Mast cells and T-cell expansion

Mast cells (MCs) are responsible for host defenses against bacterial, viral, and parasitic infection through the activation of complement-mediated or Toll-like receptor (TLR)–mediated innate immune responses and IgE/antigen-FcϵRI–mediated acquired immune responses.¹  However, excessive or inappropriate MC activation also contributes to the development of certain allergic or autoimmune diseases, which are mediated by allergen- or autoantigen-specific effector T cells.¹ 

MCs are capable of presenting antigens to T cells by direct cell-cell interaction through antigen-specific T-cell receptor (TCR) and major histocompatibility complex (MHC) class I– or class II–restricted mechanisms in vitro.¹  Exosomes released from MCs, which contain MHC class II and antigen complexes, participate in antigen-specific T-cell expansion/activation independently of direct cell-cell contact between T cells and MCs in vitro.¹  However, it has remained unclear whether MCs have such functions in vivo.

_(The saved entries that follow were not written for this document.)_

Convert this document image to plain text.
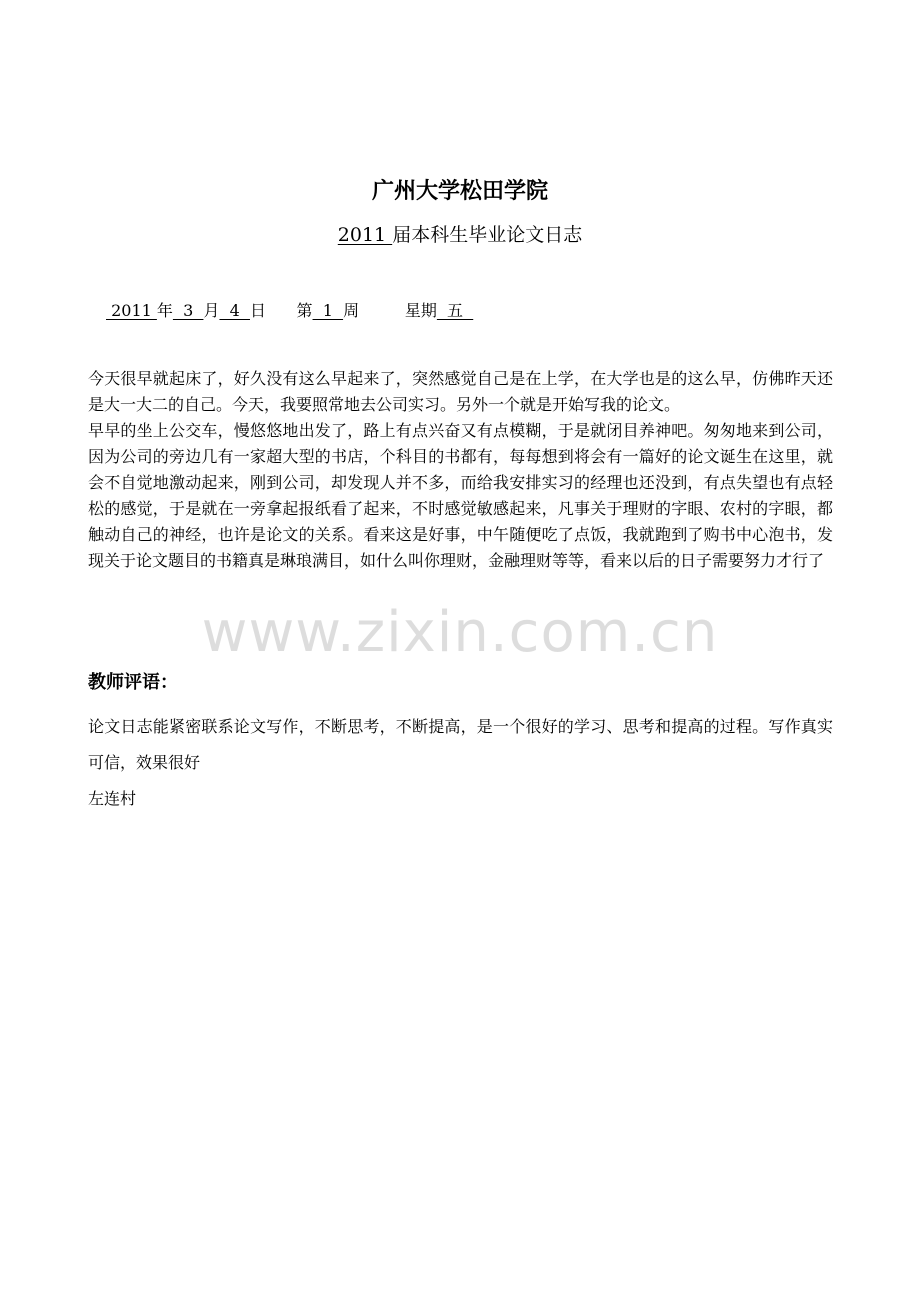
广州大学松田学院
2011 届本科生毕业论文日志
2011 年  3  月  4  日 第  1  周	星期  五

今天很早就起床了，好久没有这么早起来了，突然感觉自己是在上学，在大学也是的这么早，仿佛昨天还是大一大二的自己。今天，我要照常地去公司实习。另外一个就是开始写我的论文。

早早的坐上公交车，慢悠悠地出发了，路上有点兴奋又有点模糊，于是就闭目养神吧。匆匆地来到公司，因为公司的旁边几有一家超大型的书店，个科目的书都有，每每想到将会有一篇好的论文诞生在这里，就会不自觉地激动起来，刚到公司，却发现人并不多，而给我安排实习的经理也还没到，有点失望也有点轻松的感觉，于是就在一旁拿起报纸看了起来，不时感觉敏感起来，凡事关于理财的字眼、农村的字眼，都触动自己的神经，也许是论文的关系。看来这是好事，中午随便吃了点饭，我就跑到了购书中心泡书，发现关于论文题目的书籍真是琳琅满目，如什么叫你理财，金融理财等等，看来以后的日子需要努力才行了

www.zixin.com.cn
教师评语：
论文日志能紧密联系论文写作，不断思考，不断提高，是一个很好的学习、思考和提高的过程。写作真实可信，效果很好
左连村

In the February 1 issue of Blood, Kambayashi and coworkers provided a novel molecular mechanism for MHC class II–restricted, antigen-specific T-cell expansion/activation by murine bone marrow–derived cultured MCs (BMCMCs) in a series of well-designed and elegant experiments. Consistent with prior work,²  they demonstrated that naive BMCMCs showed poor antigen-presenting capabilities to CD4⁺ T cells from MHC class II–restricted and the ovalbumin (OVA)-specific TCR-transgenic (OTII) stain. However, MHC class II–deficient BMCMCs stimulated in advance with anti-OVA IgE and OVA were found to clearly facilitate OTII T-cell activation without further addition of OVA. In addition, IgE/antigen-FcϵRI crosslinking enhanced the internalization of IgE/antigen complexes in MCs, and induced MC apoptosis by down-modulating Bcl-XL expression. The authors also demonstrated that apoptotic MCs carrying intracellularly incorporated antigens were phagocytosed by dendritic cells (DCs). Then, DCs processed the MC-derived intracellular antigens, presented them to CD4⁺ T cells, and thus induced the expansion/activation of antigen-specific T cells (see figure). These findings suggest that MCs can work as antigen reservoirs and can act as “bridging cells” that transfer the antigen to potent antigen-presenting cells such as DCs.

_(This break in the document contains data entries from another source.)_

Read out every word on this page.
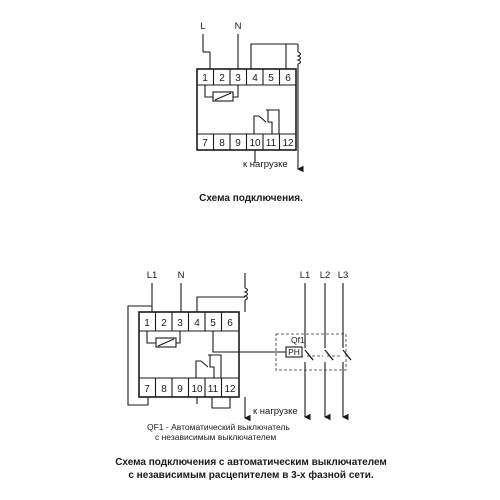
L	N
1 2 3 4 5 6
7 8 9 10 11 12
к нагрузке
Схема подключения.
L1 N	L1 L2 L3
1 2 3 4 5 6
7 8 9 10 11 12
к нагрузке
Qf1
PH
QF1 - Автоматический выключатель
с независимым выключателем
Схема подключения с автоматическим выключателем
с независимым расцепителем в 3-х фазной сети.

MCs exist in close proximity with T cells in human tonsils³  as well as at the inflammatory sites in mice,²  and in close proximity with DCs in most tissues.⁴  In addition, MCs can migrate into draining lymph nodes from antigen entry sites.⁵  Based on the present work by Kambayashi and coworkers, it is possible that IgE/antigen-captured MCs become apoptotic in T-cell zones¹  in secondary lymphoid tissues and/or at antigen-challenged inflammatory sites. Thus, DCs can present MC-derived antigens to “antigen-specific,” that is, already antigen-sensitized, memory T helper cells. In contrast to a previous report indicating that MC-mediated T-cell activation is Ig/antigen-FcR independent,²  the findings of Kambayashi and colleagues indicate that MC-mediated T-cell activation is dependent on IgE, and thus it cannot be adopted for less/non-IgE–mediated diseases such as autoimmune disorders. Nevertheless, the present findings provide new insight into our understanding of the molecular mechanisms in-volved in the development of IgE- and MC-mediated allergic diseases.